Selby and Brandon suspect there is more to the death than appears. They go to the Palm Thatch to find a game in progress, with Ross Blaine, George Stapleton, and others. The hostess, Madge Trent, has disappeared, and the focus turns to the search for her. Selby teams up with reporter Sylvia Martin to find Trent.
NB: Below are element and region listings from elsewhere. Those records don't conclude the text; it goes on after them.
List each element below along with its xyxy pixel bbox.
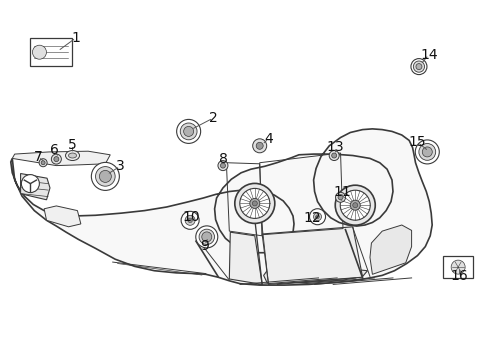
Circle shape: [416, 140, 439, 164]
Polygon shape: [229, 232, 262, 284]
Circle shape: [340, 190, 370, 220]
Circle shape: [184, 126, 194, 136]
Circle shape: [314, 213, 321, 221]
Ellipse shape: [69, 153, 76, 158]
Polygon shape: [262, 227, 363, 284]
Circle shape: [353, 203, 358, 208]
Polygon shape: [12, 151, 110, 166]
Circle shape: [54, 157, 59, 162]
Circle shape: [310, 209, 325, 225]
Circle shape: [41, 161, 45, 165]
Circle shape: [451, 260, 465, 274]
Text: 14: 14: [420, 48, 438, 62]
Circle shape: [99, 170, 111, 183]
Text: 12: 12: [304, 211, 321, 225]
Circle shape: [332, 153, 337, 158]
Text: 15: 15: [409, 135, 426, 149]
Circle shape: [256, 142, 263, 149]
Polygon shape: [264, 268, 368, 283]
Text: 9: 9: [200, 239, 209, 252]
Ellipse shape: [66, 150, 79, 161]
Circle shape: [32, 45, 47, 59]
FancyBboxPatch shape: [443, 256, 473, 278]
Circle shape: [177, 120, 200, 143]
Text: 3: 3: [116, 159, 124, 173]
Circle shape: [338, 195, 343, 200]
Circle shape: [22, 175, 39, 193]
Circle shape: [220, 163, 225, 168]
Circle shape: [335, 185, 375, 225]
Circle shape: [218, 161, 228, 171]
Circle shape: [411, 59, 427, 75]
Polygon shape: [11, 129, 432, 285]
Circle shape: [199, 229, 215, 244]
Circle shape: [96, 167, 115, 186]
Circle shape: [422, 147, 432, 157]
Circle shape: [181, 211, 199, 229]
Circle shape: [329, 150, 339, 161]
Circle shape: [316, 215, 319, 219]
Circle shape: [336, 192, 345, 202]
Circle shape: [235, 183, 275, 224]
Polygon shape: [370, 225, 412, 274]
Circle shape: [91, 162, 120, 190]
Text: 8: 8: [219, 152, 227, 166]
Polygon shape: [21, 174, 50, 200]
Circle shape: [350, 200, 360, 210]
Circle shape: [416, 64, 422, 69]
Circle shape: [188, 218, 193, 222]
Circle shape: [39, 159, 47, 167]
Text: 5: 5: [68, 138, 77, 152]
Polygon shape: [44, 206, 81, 227]
Circle shape: [250, 198, 260, 208]
Text: 4: 4: [264, 132, 273, 145]
Text: 11: 11: [333, 185, 351, 198]
Text: 1: 1: [72, 31, 80, 45]
Text: 10: 10: [182, 210, 200, 224]
Circle shape: [253, 139, 267, 153]
Text: 7: 7: [34, 150, 43, 164]
FancyBboxPatch shape: [30, 38, 73, 66]
Circle shape: [196, 226, 218, 248]
Text: 6: 6: [50, 144, 59, 157]
Circle shape: [51, 154, 61, 164]
Circle shape: [419, 144, 436, 160]
Text: 16: 16: [451, 270, 468, 283]
Circle shape: [252, 201, 257, 206]
Circle shape: [185, 215, 195, 225]
Circle shape: [240, 188, 270, 219]
Circle shape: [202, 232, 212, 242]
Circle shape: [180, 123, 197, 140]
Circle shape: [414, 61, 424, 72]
Text: 2: 2: [209, 111, 218, 125]
Text: 13: 13: [327, 140, 344, 154]
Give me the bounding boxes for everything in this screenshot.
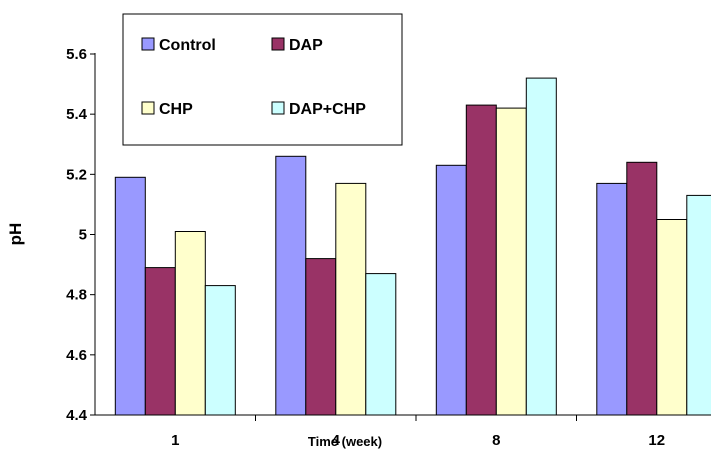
bar-chp-week-4 — [335, 182, 367, 416]
bar-control-week-1 — [114, 176, 146, 416]
x-tick-label: 8 — [492, 432, 500, 449]
legend-label-dap: DAP — [289, 37, 323, 54]
y-tick-label: 4.8 — [66, 287, 87, 304]
y-tick-label: 5.4 — [66, 106, 88, 123]
tick-labels-group: 4.4 4.6 4.8 5 5.2 5.4 5.6 1 4 8 12 — [66, 46, 665, 449]
bar-chp-week-12 — [656, 219, 688, 416]
legend-swatch-chp — [141, 101, 155, 115]
x-tick-label: 12 — [648, 432, 665, 449]
bar-dap-week-1 — [144, 267, 176, 416]
bar-dap-week-12 — [626, 161, 658, 416]
y-tick-label: 5 — [79, 227, 87, 244]
y-tick-label: 4.4 — [66, 407, 88, 424]
y-tick-label: 5.6 — [66, 46, 87, 63]
bar-dap-chp-week-8 — [525, 77, 557, 416]
legend-swatch-dap-chp — [271, 101, 285, 115]
y-axis-title: pH — [6, 223, 25, 246]
axes-group — [90, 53, 711, 421]
bar-chp-week-1 — [174, 231, 206, 416]
bar-control-week-12 — [596, 182, 628, 416]
bar-dap-chp-week-12 — [686, 194, 711, 416]
legend-swatch-dap — [271, 37, 285, 51]
legend-label-dap-chp: DAP+CHP — [289, 101, 366, 118]
legend-label-control: Control — [159, 37, 216, 54]
legend-items: Control DAP CHP DAP+CHP — [141, 37, 366, 118]
legend: Control DAP CHP DAP+CHP — [122, 13, 403, 146]
bar-dap-week-4 — [305, 258, 337, 416]
x-tick-label: 1 — [171, 432, 179, 449]
y-tick-label: 5.2 — [66, 166, 87, 183]
x-axis-title: Time (week) — [308, 434, 382, 449]
bar-dap-chp-week-1 — [204, 285, 236, 416]
bar-control-week-8 — [435, 164, 467, 416]
bar-dap-chp-week-4 — [365, 273, 397, 416]
bar-control-week-4 — [275, 155, 307, 416]
bars-group — [114, 77, 711, 416]
bar-chp-week-8 — [495, 107, 527, 416]
x-tick-label: 4 — [332, 432, 341, 449]
legend-label-chp: CHP — [159, 101, 193, 118]
legend-box — [122, 13, 403, 146]
bar-dap-week-8 — [465, 104, 497, 416]
legend-swatch-control — [141, 37, 155, 51]
y-tick-label: 4.6 — [66, 347, 87, 364]
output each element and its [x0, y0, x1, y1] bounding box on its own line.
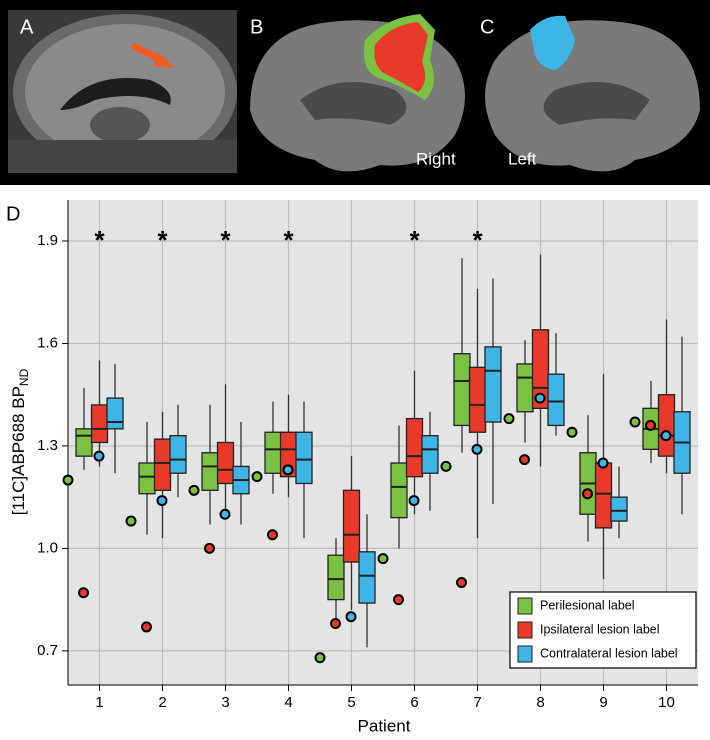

Review: Right away we are in familiar Erle Stanley Gardner territory: a roadhouse with gambling in the back room, a slinky blonde hostess, some fast cars, and a dead body in a cabin at a motor court. D.A. Selby and Rex Brandon throw their weight around without the niceties such as search warrants. This is a good page-turner, and like many Gardners, best to devour in one or two sittings before you start losing track of who's who. The episode of the L.A. police on a gambling raid is quite enjoyable, with a specialized team who have done it before making quick work of the gambling joint. A sledgehammer is put to good use.
Selby's secretary from the first book, appears briefly (unnamed) once in this book. However, Inez Stapleton now chums around with Selby, and the book ends on a confrontational note, with her entering law school and vowing to meet Selby again, this time as a defense attorney; foreshadowing a later title in the series. Selby remains cozy with Sylvia Martin.
(The candle of the title turns out to be just a metaphorical candle).